BAD/ MALIGNANT PIMPING
  • Trivial facts
  • Evaluative
  • Rhetorical questions
  • Passing humiliating comments 
  • Embarrassing students
  • Incessant use of questions
  • Pushing the learner to his emotional as well as intellectual limits.





GOOD/ KIND/ BETTER PIMPING
  • Focus is on concepts
  • Connects the new knowledge with existing knowledge
  • Questioning always starts from juniors, only then passed to the seniors 
  • Reframes the questions
  • Encouraging the learner to achieve his highest level of clinical reasoning
  • Offers an explanation and emphasise important learning points
  • Praise them
Surprisingly, a survey of medical students revealed that more than half like "being pimped" and even said that they would also pimp when they climb up the academic ladder though most of them made a distinction between good and bad pimping. So, Attendings and residents should feel free to pimp,  just as long as they are not demeaning or insulting. 


Key Point: It is okay to "pimp them" but don't be mean!




Further Reading:

  • Brancati, FL. The art of pimping.

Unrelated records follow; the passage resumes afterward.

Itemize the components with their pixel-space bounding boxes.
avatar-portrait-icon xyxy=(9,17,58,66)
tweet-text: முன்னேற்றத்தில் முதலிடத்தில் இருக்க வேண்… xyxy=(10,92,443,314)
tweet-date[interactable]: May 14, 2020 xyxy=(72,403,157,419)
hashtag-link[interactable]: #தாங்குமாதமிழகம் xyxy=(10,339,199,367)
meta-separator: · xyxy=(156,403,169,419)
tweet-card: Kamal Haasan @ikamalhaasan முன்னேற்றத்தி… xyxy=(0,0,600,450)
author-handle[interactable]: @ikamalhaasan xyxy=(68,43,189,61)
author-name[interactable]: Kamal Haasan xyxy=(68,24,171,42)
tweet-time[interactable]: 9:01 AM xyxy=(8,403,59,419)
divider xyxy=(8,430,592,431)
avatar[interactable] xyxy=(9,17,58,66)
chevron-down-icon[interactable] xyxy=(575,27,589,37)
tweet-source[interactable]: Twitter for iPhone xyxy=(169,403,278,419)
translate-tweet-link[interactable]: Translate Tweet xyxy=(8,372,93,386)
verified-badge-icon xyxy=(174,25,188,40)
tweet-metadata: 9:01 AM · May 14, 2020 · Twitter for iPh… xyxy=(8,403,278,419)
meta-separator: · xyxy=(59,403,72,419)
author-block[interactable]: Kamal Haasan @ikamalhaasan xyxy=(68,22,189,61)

JAMA. 1989;262(1)89 
  • Detsky, AS. The art of pimping. JAMA. 2009;301(13):1379-81



Last week, one of our Trauma experts/ Prehospitalist and Resuscitationist (Dr. John Hinds) passed away in a road crash in Dublin. I never got an opportunity to meet him personally, but heard him few months back on emcrit.org and was totally amused with the kind of work he did. My heart felt condolences with his family.